Bubble columns are widely used as multiphase reactors in chemical, petrochemical, and biochemical industries owing to their ease of operation and construction. Though there are extensive experimental and numerical investigations reported on the design and scale-up of bubble column reactors, the design of these reactors is still an art than science. Accurate temporal and spatial measurements of the two-phase flow parameters in bubble columns are very useful for developing numerical simulation models. Hence in the present work, an attempt has been made to perform temporal and spatial measurements of the void fraction and bubble size distributions in a 30 cm diameter cylindrical bubble column.

A pair of Wire Mesh Sensors and five pressure transducers were employed to quantify the hydrodynamic parameters in the air-water bubble column reactor operated in a homogenous flow regime. The Wire Mesh Sensor system used in the present work was manufactured by HDZR Innovation (Germany). It consisted of two layers of mesh 50 mm apart. Each mesh, in turn, consisted of two layers of 64 stainless steel wires of 0.4 mm diameter. These layers were separated by a vertical gap of 3.15 mm and rotated 90 degrees relative to each other, to form a square mesh. These Wire Mesh Sensors were installed at two axial locations which were 70 cm apart, one close to the air sparger at the bottom of the bubble column and the other located in the fully developed region. Experiments were performed to capture the steady state gas-liquid flows and the transient gas injection and gas disengagement processes. The transient data was acquired at a sampling frequency of 1000 Hz for both pressure transducers and Wire Mesh Sensors.

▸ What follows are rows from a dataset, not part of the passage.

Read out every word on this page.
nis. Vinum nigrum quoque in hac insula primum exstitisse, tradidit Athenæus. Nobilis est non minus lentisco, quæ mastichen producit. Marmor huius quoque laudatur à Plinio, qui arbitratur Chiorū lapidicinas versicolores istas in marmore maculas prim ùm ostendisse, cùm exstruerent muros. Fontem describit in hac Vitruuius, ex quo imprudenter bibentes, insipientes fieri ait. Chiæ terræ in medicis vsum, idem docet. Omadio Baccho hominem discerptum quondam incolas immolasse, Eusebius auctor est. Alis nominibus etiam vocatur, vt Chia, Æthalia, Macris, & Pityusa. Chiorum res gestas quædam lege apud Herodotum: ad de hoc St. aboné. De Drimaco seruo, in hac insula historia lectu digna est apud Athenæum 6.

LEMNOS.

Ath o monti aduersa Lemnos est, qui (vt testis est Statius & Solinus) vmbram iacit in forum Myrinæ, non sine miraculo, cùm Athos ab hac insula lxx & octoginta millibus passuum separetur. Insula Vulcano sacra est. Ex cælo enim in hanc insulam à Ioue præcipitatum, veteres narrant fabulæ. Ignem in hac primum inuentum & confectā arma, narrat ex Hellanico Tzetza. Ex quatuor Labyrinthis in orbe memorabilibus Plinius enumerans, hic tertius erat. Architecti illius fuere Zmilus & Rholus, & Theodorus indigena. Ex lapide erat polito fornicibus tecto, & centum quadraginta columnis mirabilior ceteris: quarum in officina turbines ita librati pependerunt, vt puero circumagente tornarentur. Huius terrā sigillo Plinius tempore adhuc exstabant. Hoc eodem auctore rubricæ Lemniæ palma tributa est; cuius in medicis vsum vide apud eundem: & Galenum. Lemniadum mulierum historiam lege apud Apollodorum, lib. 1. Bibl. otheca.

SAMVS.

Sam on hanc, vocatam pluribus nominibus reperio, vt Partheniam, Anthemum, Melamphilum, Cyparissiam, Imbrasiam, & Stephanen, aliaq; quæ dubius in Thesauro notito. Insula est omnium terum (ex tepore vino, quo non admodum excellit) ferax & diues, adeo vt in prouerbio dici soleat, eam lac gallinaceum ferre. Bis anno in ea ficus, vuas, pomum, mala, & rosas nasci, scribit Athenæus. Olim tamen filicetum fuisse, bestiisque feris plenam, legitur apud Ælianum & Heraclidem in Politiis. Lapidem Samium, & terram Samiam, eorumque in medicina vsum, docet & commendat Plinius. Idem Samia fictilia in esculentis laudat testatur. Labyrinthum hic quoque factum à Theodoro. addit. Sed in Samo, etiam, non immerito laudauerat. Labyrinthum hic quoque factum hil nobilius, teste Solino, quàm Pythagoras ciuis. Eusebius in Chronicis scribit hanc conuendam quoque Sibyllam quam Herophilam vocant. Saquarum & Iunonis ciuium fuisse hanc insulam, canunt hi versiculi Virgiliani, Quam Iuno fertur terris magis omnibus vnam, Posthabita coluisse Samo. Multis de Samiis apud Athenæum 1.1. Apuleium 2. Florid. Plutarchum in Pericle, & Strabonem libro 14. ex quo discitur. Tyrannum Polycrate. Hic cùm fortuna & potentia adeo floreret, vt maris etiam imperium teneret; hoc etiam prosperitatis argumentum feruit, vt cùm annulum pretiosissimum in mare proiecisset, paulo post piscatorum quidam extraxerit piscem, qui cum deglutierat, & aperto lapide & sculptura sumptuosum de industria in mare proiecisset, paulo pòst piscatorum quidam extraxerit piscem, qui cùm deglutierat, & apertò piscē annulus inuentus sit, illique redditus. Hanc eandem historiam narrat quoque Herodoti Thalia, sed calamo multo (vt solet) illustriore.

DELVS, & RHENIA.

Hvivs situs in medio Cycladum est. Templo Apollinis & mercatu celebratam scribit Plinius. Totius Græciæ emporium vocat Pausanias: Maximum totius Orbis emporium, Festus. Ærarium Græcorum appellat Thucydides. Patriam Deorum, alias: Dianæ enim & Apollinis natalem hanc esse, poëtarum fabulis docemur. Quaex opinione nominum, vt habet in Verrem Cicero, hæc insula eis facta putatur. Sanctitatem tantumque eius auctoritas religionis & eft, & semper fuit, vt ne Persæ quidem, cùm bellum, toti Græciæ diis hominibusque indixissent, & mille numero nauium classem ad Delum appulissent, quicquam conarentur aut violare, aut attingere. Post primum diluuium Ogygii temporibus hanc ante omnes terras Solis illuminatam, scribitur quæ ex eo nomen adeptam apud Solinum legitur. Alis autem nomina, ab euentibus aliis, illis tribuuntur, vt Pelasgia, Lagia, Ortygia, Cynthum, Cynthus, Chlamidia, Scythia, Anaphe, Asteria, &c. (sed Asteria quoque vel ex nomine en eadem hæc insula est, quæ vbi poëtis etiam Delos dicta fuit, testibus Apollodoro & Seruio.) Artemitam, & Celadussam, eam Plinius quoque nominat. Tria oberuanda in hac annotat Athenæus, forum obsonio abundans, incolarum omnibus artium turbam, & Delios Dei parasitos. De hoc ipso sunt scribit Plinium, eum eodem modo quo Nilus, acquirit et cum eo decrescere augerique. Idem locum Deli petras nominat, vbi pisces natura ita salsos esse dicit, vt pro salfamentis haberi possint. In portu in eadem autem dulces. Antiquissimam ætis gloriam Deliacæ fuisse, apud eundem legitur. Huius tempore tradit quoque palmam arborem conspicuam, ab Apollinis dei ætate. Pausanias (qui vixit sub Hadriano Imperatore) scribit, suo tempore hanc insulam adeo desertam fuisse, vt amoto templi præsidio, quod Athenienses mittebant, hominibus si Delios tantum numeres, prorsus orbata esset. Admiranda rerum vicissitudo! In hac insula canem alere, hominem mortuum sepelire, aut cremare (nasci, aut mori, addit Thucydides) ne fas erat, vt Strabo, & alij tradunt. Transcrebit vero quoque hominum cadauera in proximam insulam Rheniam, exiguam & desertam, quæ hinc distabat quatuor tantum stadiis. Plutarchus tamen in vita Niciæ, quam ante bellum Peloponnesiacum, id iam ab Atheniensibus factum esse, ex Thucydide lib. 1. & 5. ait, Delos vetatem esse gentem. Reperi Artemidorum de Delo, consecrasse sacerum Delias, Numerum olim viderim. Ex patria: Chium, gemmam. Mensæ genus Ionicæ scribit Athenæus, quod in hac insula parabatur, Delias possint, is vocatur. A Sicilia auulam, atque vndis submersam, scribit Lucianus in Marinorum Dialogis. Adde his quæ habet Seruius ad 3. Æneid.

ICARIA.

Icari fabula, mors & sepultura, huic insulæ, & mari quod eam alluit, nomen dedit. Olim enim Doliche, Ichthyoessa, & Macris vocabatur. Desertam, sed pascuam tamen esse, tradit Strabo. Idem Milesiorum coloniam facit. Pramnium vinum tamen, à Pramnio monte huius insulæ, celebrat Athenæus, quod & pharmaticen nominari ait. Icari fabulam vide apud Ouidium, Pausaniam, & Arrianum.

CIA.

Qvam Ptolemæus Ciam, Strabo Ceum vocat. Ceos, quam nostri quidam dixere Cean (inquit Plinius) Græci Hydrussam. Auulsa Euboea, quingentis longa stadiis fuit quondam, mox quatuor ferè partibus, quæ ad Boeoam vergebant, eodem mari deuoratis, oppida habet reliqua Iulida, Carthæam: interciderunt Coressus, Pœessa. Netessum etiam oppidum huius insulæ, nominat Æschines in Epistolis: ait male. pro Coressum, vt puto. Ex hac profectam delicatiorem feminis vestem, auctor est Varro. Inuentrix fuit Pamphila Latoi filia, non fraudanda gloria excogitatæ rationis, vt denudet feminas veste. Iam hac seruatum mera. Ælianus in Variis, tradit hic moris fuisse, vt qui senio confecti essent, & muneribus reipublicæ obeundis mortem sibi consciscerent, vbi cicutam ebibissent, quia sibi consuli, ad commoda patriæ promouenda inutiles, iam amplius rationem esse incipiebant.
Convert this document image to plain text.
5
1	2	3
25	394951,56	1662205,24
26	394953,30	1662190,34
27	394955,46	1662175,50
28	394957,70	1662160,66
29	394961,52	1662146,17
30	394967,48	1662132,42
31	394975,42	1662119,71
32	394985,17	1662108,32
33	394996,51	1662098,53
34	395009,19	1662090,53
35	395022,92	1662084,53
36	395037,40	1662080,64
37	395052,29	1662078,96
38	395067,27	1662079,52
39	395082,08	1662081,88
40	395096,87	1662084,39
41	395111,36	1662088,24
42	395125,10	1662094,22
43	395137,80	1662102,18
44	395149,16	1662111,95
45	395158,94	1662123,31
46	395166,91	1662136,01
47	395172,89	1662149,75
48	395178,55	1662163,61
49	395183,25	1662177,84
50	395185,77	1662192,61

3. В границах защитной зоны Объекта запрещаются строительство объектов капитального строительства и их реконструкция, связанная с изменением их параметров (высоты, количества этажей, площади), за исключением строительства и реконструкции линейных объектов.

The principle of Wire Mesh Sensor measurements and algorithms for estimating the void fraction and analyzing the bubble properties from the raw experimental data have been discussed in detail in our previous publications. The void fraction results obtained from the WMS are compared against the void fraction results obtained from the Pressure Transducers. The bubble size data is compared against the theoretical bubble size data reported in the open literature. The measurement uncertainty of the WMS for air-water two-phase flows is investigated by repeating the experiments. The effect of superficial gas velocity (range: 6-60 mm/s) on the transient/steady state void fraction data and bubble size distribution has been analyzed. These experimental investigations disclose the quantitative measurements of the transient and steady state flow parameters which have not been reported so far, and this data can also be used in validation of CFD models developed for bubble column simulations.